There were far larger risks in the economy than an “average $3000

Sharesies portfolio”, Roberts said, claiming that there seemed to be a bias about investing in markets.

“People get much more judgy about people drawing down $30,000 for an NZX-50 ETF [exchange traded fund] than they do for a new boat, much more judgy. The boat’s far more common, I can assure you.”

A small proportion used the company’s platform for day trading, even though it was not designed for (or advertised as) being for trading and some people had lost money.

“People have lost money in Sharesies, all the time. People were down 40 per cent and still buying.”

Roberts believed that many of the people who had experience­d a sudden loss in the market would be better people for it. “All the people who lost 40 per cent . . . and managed to hold in, or sold out and lost, learnt some extremely valuable lessons.

“Firstly, by observing that shift. My $100 could become $60 overnight. And if they sell, a lot of them will now be watching the recovery. You see all the chat. No one is upset about it, [it’s] ‘I made a silly mistake there’. No one ever regrets learning that lesson.”

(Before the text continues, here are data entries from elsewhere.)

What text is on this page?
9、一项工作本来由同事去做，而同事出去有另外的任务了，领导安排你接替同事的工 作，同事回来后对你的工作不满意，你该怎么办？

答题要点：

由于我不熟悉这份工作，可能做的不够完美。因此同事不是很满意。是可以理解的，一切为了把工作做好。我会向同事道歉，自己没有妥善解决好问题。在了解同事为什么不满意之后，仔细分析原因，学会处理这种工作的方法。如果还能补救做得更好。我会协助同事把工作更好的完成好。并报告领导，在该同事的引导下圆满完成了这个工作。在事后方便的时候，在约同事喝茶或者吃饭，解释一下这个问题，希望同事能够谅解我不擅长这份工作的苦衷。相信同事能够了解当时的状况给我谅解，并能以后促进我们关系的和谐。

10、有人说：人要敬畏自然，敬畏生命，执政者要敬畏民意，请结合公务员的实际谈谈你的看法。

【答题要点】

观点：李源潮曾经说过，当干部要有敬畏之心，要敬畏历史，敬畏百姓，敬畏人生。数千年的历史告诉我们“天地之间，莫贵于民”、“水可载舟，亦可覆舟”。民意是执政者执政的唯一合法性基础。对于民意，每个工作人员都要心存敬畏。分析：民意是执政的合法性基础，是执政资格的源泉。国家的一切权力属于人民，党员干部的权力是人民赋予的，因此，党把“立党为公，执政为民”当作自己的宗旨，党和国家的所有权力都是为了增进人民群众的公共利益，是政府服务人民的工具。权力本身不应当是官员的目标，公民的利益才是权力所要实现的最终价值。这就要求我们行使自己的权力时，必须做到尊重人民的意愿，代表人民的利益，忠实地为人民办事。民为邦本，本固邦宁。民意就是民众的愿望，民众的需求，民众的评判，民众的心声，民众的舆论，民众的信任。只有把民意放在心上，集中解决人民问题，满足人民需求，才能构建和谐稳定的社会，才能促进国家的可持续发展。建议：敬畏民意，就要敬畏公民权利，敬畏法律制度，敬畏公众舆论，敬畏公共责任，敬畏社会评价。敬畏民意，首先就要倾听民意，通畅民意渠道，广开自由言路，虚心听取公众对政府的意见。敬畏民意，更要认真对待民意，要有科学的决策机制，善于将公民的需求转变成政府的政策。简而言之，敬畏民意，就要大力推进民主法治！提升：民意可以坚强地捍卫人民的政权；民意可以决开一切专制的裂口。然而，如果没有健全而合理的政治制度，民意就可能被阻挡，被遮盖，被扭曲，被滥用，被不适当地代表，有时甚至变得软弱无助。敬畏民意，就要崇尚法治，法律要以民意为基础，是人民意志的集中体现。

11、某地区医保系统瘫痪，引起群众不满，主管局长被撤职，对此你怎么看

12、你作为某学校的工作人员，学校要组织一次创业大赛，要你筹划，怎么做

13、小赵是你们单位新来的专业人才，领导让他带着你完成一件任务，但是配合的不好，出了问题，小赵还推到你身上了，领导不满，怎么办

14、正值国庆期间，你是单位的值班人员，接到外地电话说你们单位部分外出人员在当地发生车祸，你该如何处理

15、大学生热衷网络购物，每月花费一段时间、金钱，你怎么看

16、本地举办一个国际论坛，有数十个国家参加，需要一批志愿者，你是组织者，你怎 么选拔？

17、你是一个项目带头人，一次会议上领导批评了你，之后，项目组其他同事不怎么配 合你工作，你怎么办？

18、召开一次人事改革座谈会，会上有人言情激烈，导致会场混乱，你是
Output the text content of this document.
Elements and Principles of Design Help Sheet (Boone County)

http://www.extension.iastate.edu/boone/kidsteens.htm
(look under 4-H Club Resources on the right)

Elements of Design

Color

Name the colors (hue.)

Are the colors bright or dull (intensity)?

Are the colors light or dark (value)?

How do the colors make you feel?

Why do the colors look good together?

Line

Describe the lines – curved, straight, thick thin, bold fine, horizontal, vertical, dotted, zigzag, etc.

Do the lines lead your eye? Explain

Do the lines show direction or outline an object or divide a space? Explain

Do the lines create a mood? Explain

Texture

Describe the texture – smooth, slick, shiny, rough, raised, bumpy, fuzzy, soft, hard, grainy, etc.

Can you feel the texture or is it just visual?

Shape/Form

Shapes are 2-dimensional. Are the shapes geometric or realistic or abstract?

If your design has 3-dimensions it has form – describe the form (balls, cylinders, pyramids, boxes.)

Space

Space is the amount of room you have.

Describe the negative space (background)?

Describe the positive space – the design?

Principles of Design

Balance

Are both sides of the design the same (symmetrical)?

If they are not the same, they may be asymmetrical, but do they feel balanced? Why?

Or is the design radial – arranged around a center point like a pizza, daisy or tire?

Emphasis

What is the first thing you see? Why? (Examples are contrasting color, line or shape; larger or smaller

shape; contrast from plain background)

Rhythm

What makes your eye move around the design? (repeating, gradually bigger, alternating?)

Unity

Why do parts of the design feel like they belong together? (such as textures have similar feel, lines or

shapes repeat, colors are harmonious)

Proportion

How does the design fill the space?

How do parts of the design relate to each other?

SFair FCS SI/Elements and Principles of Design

Roberts wants the “Sharesies effect” to be about bringing back share portfolios for regular people and points to the fact that Sharesies investors put around $10m into Auckland Airport’s recent capital raise as a sign that it is already helping New Zealand’s capital markets.

“The Sharesies effect is that people are talking about [money] over the barbecue. You don’t look like a massive snob if you talk about investing because you’re probably a Sharesies investor.”

The funds industry had been “largely pretty positive”, particular­ly at the senior levels, probably because they knew that eventually it would mean more wealthy investors graduating to their services.

“People are aware that this is going to be really good for capital markets in New Zealand, having a retail investor base again, and . . . some of our big clients will become very big.”